Rumors of an exchange between FC Barcelona and Juventus that would send Arthur one way with Miralem Pjanić and around 10 million euros going back the other way prompt the question: is this all a creative accounting exercise?
It’s unclear why Juve would pay 80 million for Arthur. He’s a good player and quite young, but is he really worth 80 million, even in today’s market?
Even less clear is why the 30-year-old Pjanić is worth 70 million. Again, good player, but it seems inflated for a player his age.
A lot of people have speculated that this swap is just a way for both clubs to balance the books. There is precedent here, with Barcelona having previously swapped backup keeper Jasper Cillessen for Valencia’s Neto, in a move rumored to be fueled in large part as a way to help the bottom line.
But what does that mean, exactly, and how does it work?
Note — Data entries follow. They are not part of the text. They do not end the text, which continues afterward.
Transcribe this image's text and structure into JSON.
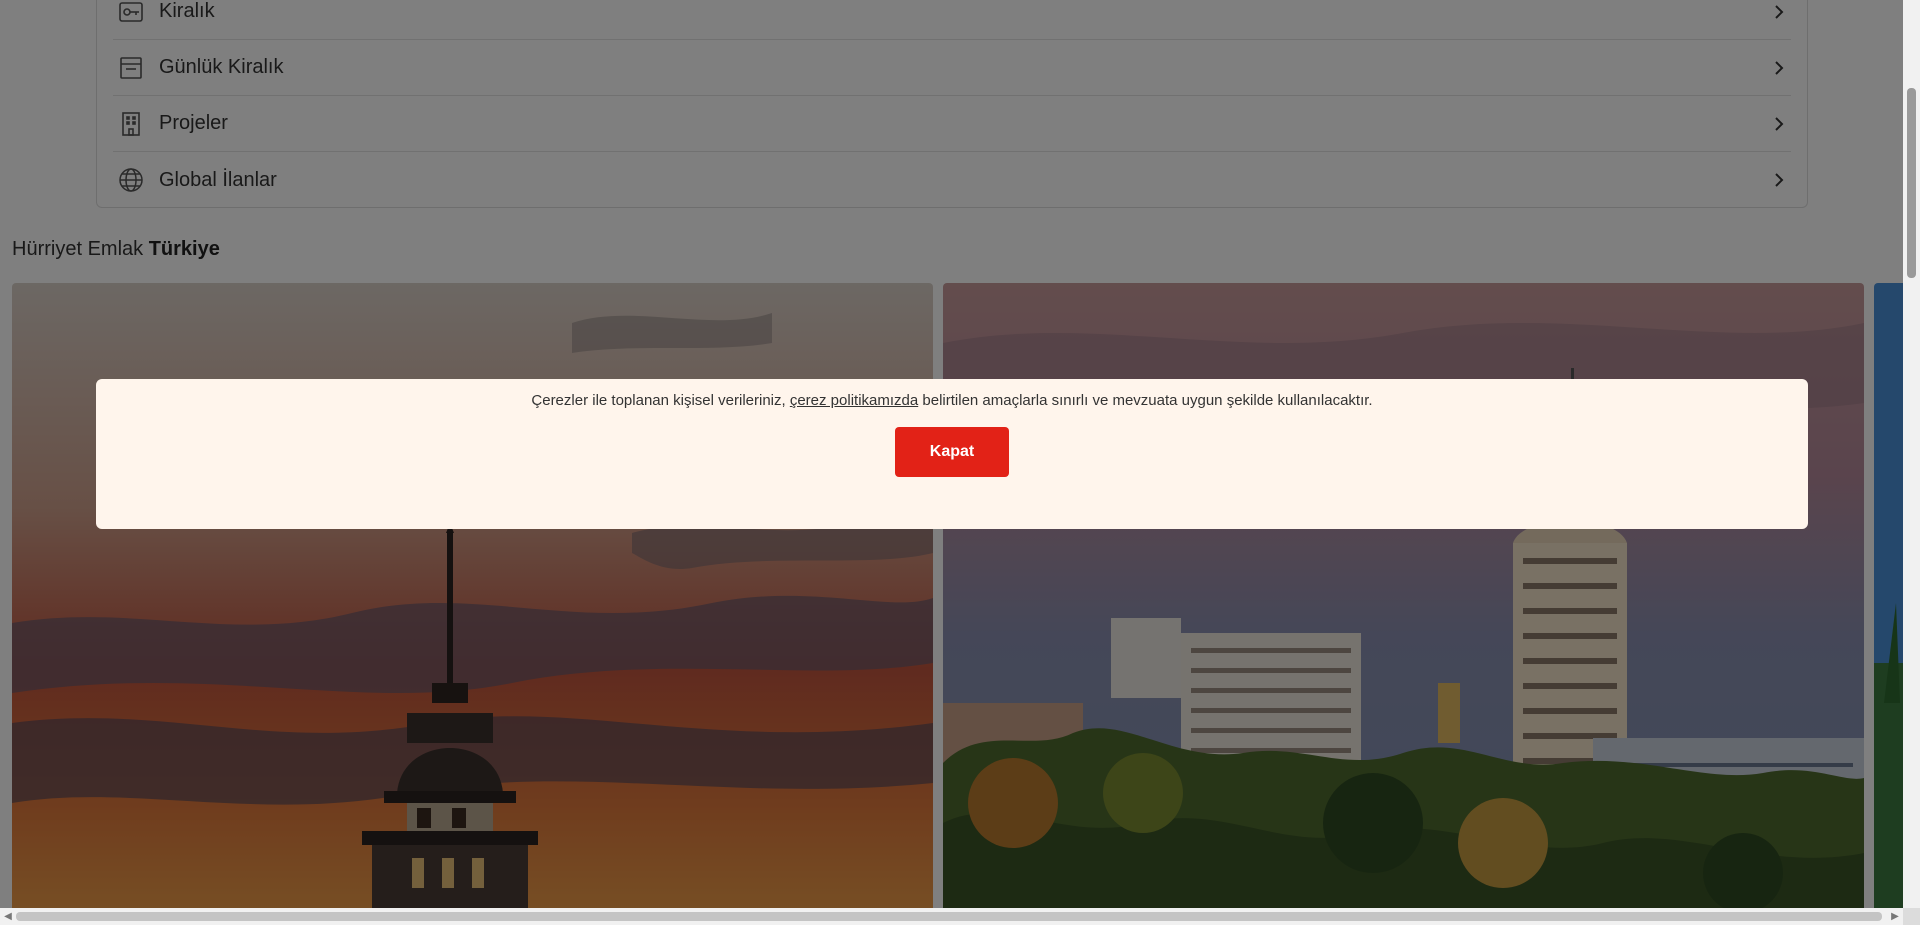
{
  "menu": {
    "items": [
      {
        "label": "Kiralık",
        "icon": "rent-tag-icon"
      },
      {
        "label": "Günlük Kiralık",
        "icon": "calendar-icon"
      },
      {
        "label": "Projeler",
        "icon": "building-icon"
      },
      {
        "label": "Global İlanlar",
        "icon": "globe-icon"
      }
    ]
  },
  "section": {
    "title_prefix": "Hürriyet Emlak",
    "title_bold": "Türkiye"
  },
  "cards": [
    {
      "image": "istanbul-maidens-tower-photo"
    },
    {
      "image": "ankara-cityscape-photo"
    },
    {
      "image": "partial-city-photo"
    }
  ],
  "cookie_banner": {
    "text_before": "Çerezler ile toplanan kişisel verileriniz, ",
    "link_text": "çerez politikamızda",
    "text_after": " belirtilen amaçlarla sınırlı ve mevzuata uygun şekilde kullanılacaktır.",
    "close_label": "Kapat",
    "accent_color": "#e22217",
    "background_color": "#fff5ec"
  },
  "scrollbar": {
    "left_arrow": "◀",
    "right_arrow": "▶"
  }
}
The author of The Swiss Ramble blog explains in a Twitter thread.
From a financial perspective, it would appear that #Juventus are effectively paying #FCBarcelona €10m to exchange Pjanic for the younger Arthur, but the accounting treatment means that both clubs will report around €60m profit from this transaction. Let’s explain how.— Swiss Ramble (@SwissRamble) June 25, 2020
“The accounting treatment means that both clubs will report around €60m profit from this transaction,” he says.
But how is that possible, if Juventus are spending 10 million extra and Barcelona are only receiving 10 million?
Well, it has to do with how teams report incoming transfer fees versus outgoing fees paid.
“Football clubs consider players to be assets, so they do not fully expense transfer fees in the year a player is purchased, but instead write-off the cost evenly over the length of the player’s contract via player amortisation,” he writes.
Arthur was signed for 30 million on a six year contract, meaning his yearly value is 5 million, or 30 divided by six. After two years of his contract have gone by, his value decreases by 5 million each year, meaning he is now worth, ostensibly, 20 million. If you sell him for 80 million, you are, in a way, gaining 60 million.
It’s a similar story with Pjanić. His value on the books is 13 million. Selling him for 70 million would net Juve, by this calculation, a net profit of 57 million.
You can then amortize the player you bought over a long enough contract. That cuts into your profit, but only by so much, because once again, the incoming fee is divided for accounting purposes over the length of the contract.
The Swiss Ramble also considers the fact that Barcelona are only profiting 10 million from this operation, while swapping a much younger player for an older one, a sign that perhaps the Catalans are somewhat desperate financially.